Stream data migration
Migrating data via a streams can be more efficient than single item processing and large batches. Read data in a small fixed-size batches from the original data source, do data transformation in each migration task, and then emit the new data to the destination right away. This can help reduce memory overhead and avoid an out-of-memory issue when encountering unbalanced data.
For example, if you are migrating customers’ logs stored in Cassandra, you can use the primary key to fetch each log entry from Cassandra and do the migration. However, this approach produces too many queries. To optimize this you can use a partition key to fetch all log entries of a single customer within one day from Cassandra, and do the migration. However, in this approach you may load a large amount of logs into memory. So instead use micro-batching / streaming in Cassandra via the pagination feature to break the results into pages.
Divide and run in parallel
To speed up migration, it is important to divide a migration job into smaller tasks that can run in parallel. Task division at finer granularity can also help alleviate performance issues caused by unbalanced data. However, if the divided task is too trivial, the migration job will be inefficient because the initialization time for each task will be even longer than the actual task time.
For our migration job, we did some initial benchmark testing on small datasets and compared the performance to decide the granularity for the task. Initially, we looked at dividing the tasks into three granularities: (1) all data of one organization (contains multiple users) in one month, (2) all data of a single customer in one month and (3) one account of a single customer (i.e., a customer can potentially have multiple accounts) in one month. Our benchmark testing showed that granularity “all data of a single customer in one month” had the highest migration speed offering a nice balance between number of tasks and task size.
Cache queries or tables
When doing data transformations you may need to query the database in an abnormal way. For example, during data migration, we needed to query our NoSQL database with a key that is not indexed. In our NoSQL database, queries with non-indexed keys lead to full-table scan for each query. These full-table scans dramatically reduce your migration speed, and induces high CPU load for the database machines. One easy solution is to talk with the Ops team about indexing keys. If such indexing degrades production performance, you should consider caching the queries if it is repeatedly called or caching the table into memory.

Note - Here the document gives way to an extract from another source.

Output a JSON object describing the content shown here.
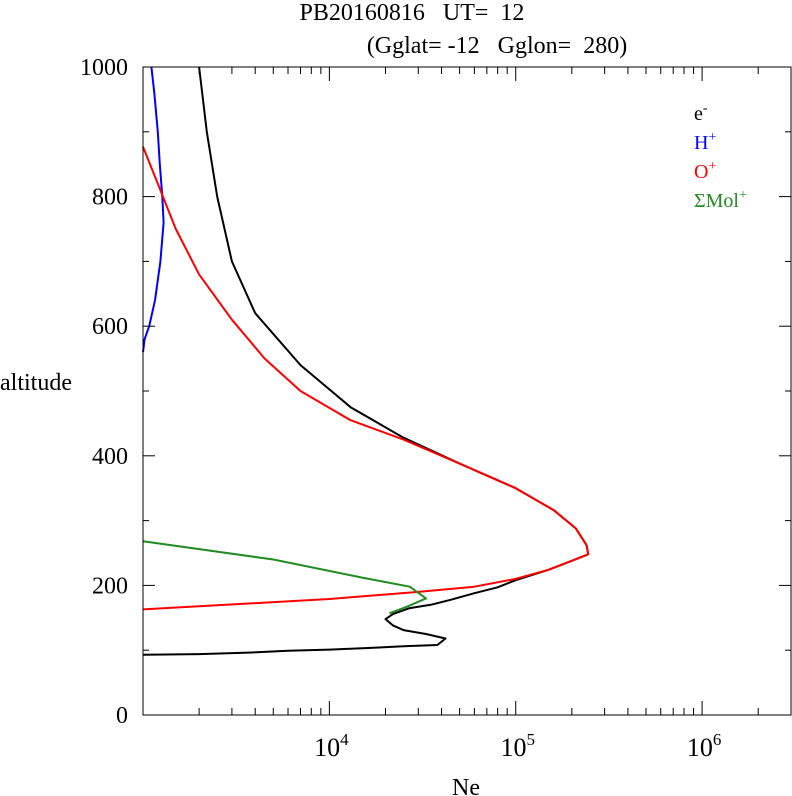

During our migration job, we cached several tables in memory in Spark. This approach enables us to do data migrations with little impact on backend infrastructure.
Implement checkpointing whenever possible
If a migration job will be running for days or longer, it is important to implement a checkpointing mechanism in the migration job. When you encounter a service disruption (e.g. regular maintenance) on backend infrastructure, you may need to halt your job and restart your migration later. Having a checkpointing mechanism enables you to continue migration from the last checkpoint. Since we store metadata for validation purposes, we can also reuse the metadata for checkpointing.
We hope this helps you handle your massive data migrations! Let us know if you have any questions or need any help.